A Tangled-Up Mess
This year, Mother’s Day was filled with a whole mess of jumbled-up emotions. It has been this way for the last 8 years. This year was no exception because it was the first Mother's Day without my husband, best friend, and father of my four children.
On one hand, my heart was filled with joy, overflowing with tremendous love and deep gratitude for my children. On the other hand, it was a painful reminder that I am temporarily separated from two of those I hold dear to my heart. I believe I will see them again one day, and while I take comfort in the fact that they are free from the pain and struggles of life here on earth, that does not diminish the excruciating pain I feel here and now in their absence.

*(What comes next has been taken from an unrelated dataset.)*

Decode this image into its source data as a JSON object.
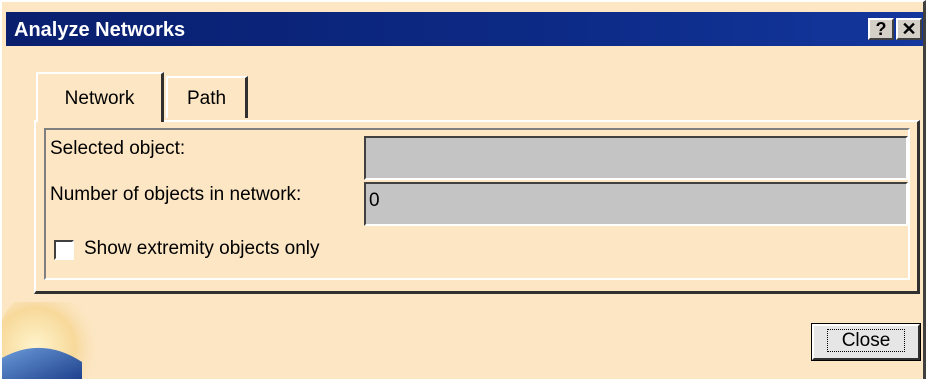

Mother’s Day is a wonderful way to honor mothers everywhere and a time to be thankful for and enjoy our children. We often wish others a happy Mother’s Day in passing, meaning to bestow blessing and good wishes upon them. When several people wished me a happy Mother's Day on Sunday, I found myself wanting to say it back, but I was frozen in thought momentarily. Awkwardly, I changed the subject without returning the good wishes. You see, it occurred to me in those moments that I had no idea what was going on in the lives of those strangers and I became afraid to say the words back to them for fear I could be unintentionally inflicting pain.

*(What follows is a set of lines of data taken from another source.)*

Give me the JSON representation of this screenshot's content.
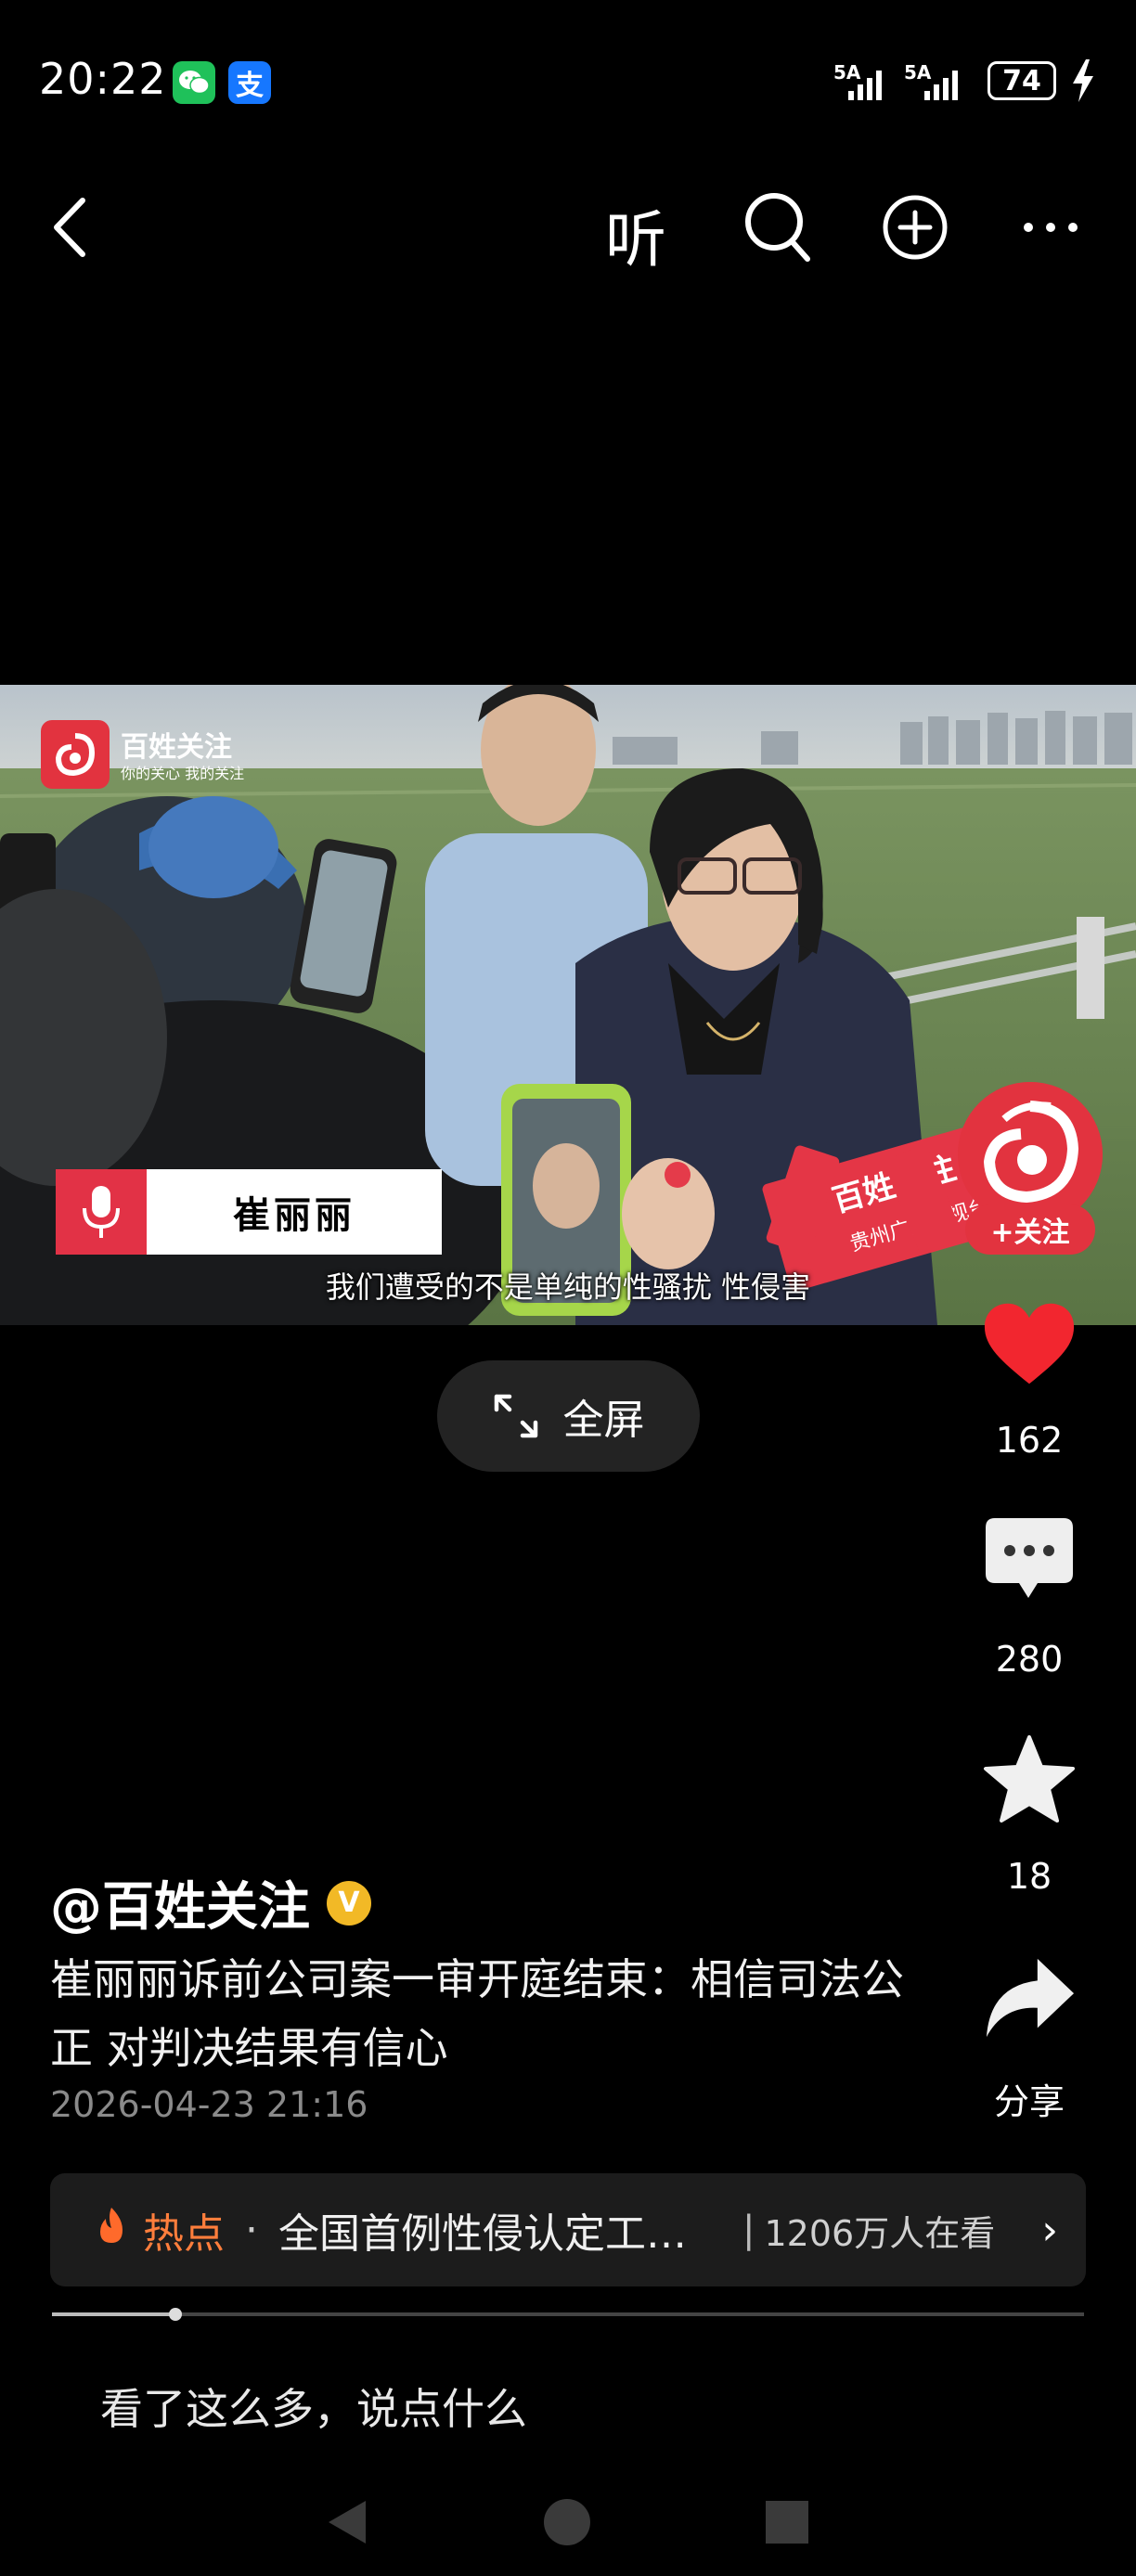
{
  "status_bar": {
    "time": "20:22",
    "apps": [
      {
        "icon": "wechat-icon",
        "glyph": "✆",
        "color": "#1fc15a"
      },
      {
        "icon": "alipay-icon",
        "glyph": "支",
        "color": "#1677ff"
      }
    ],
    "signal_1": "5A",
    "signal_2": "5A",
    "battery": "74"
  },
  "top_nav": {
    "back_icon": "back-arrow-icon",
    "listen_label": "听",
    "search_icon": "search-icon",
    "add_icon": "add-circle-icon",
    "more_icon": "more-icon"
  },
  "video": {
    "watermark_title": "百姓关注",
    "watermark_slogan": "你的关心 我的关注",
    "speaker_name": "崔丽丽",
    "subtitle": "我们遭受的不是单纯的性骚扰 性侵害",
    "mic_flag": "百姓关注",
    "mic_flag_sub": "贵州广播电视台"
  },
  "fullscreen": {
    "label": "全屏"
  },
  "sidebar": {
    "follow_label": "+关注",
    "likes": "162",
    "comments": "280",
    "favorites": "18",
    "share_label": "分享"
  },
  "post": {
    "author": "@百姓关注",
    "verified": "V",
    "description": "崔丽丽诉前公司案一审开庭结束：相信司法公正 对判决结果有信心",
    "date": "2026-04-23 21:16"
  },
  "hot": {
    "label": "热点",
    "dot": "·",
    "title": "全国首例性侵认定工…",
    "separator": "|",
    "viewers": "1206万人在看",
    "arrow": "›"
  },
  "progress": {
    "fraction": 0.12
  },
  "comment_input": {
    "placeholder": "看了这么多，说点什么"
  },
  "colors": {
    "accent": "#e2333f",
    "hot": "#ff7e3c",
    "background": "#000000"
  }
}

I pondered the fact that while Mother’s Day is supposed to be celebratory, it can also be extraordinarily painful. I realized there must be so many others like me who struggle with mixed emotions on this day… those who have lost their mother, those who have lost a child, those who have wanted to be a mother but could not…
Please know it is not my intention to discourage you from wishing others a happy Mother's Day. Without question, Mother’s Day is an important day to celebrate and show honor, but it is equally important to recognize that what is joyous for some, may be full of sorrow or be a jumbled-up combination of the two for others.
Blessings to all mothers, all yet-to-be mothers, all who wish to be mothers, and all mothers who are mourning. May you be blessed beyond measure whether you are joyous, sorrowful, or a tangled-up mixture of the two. No matter what your circumstances are, know you are loved dear one.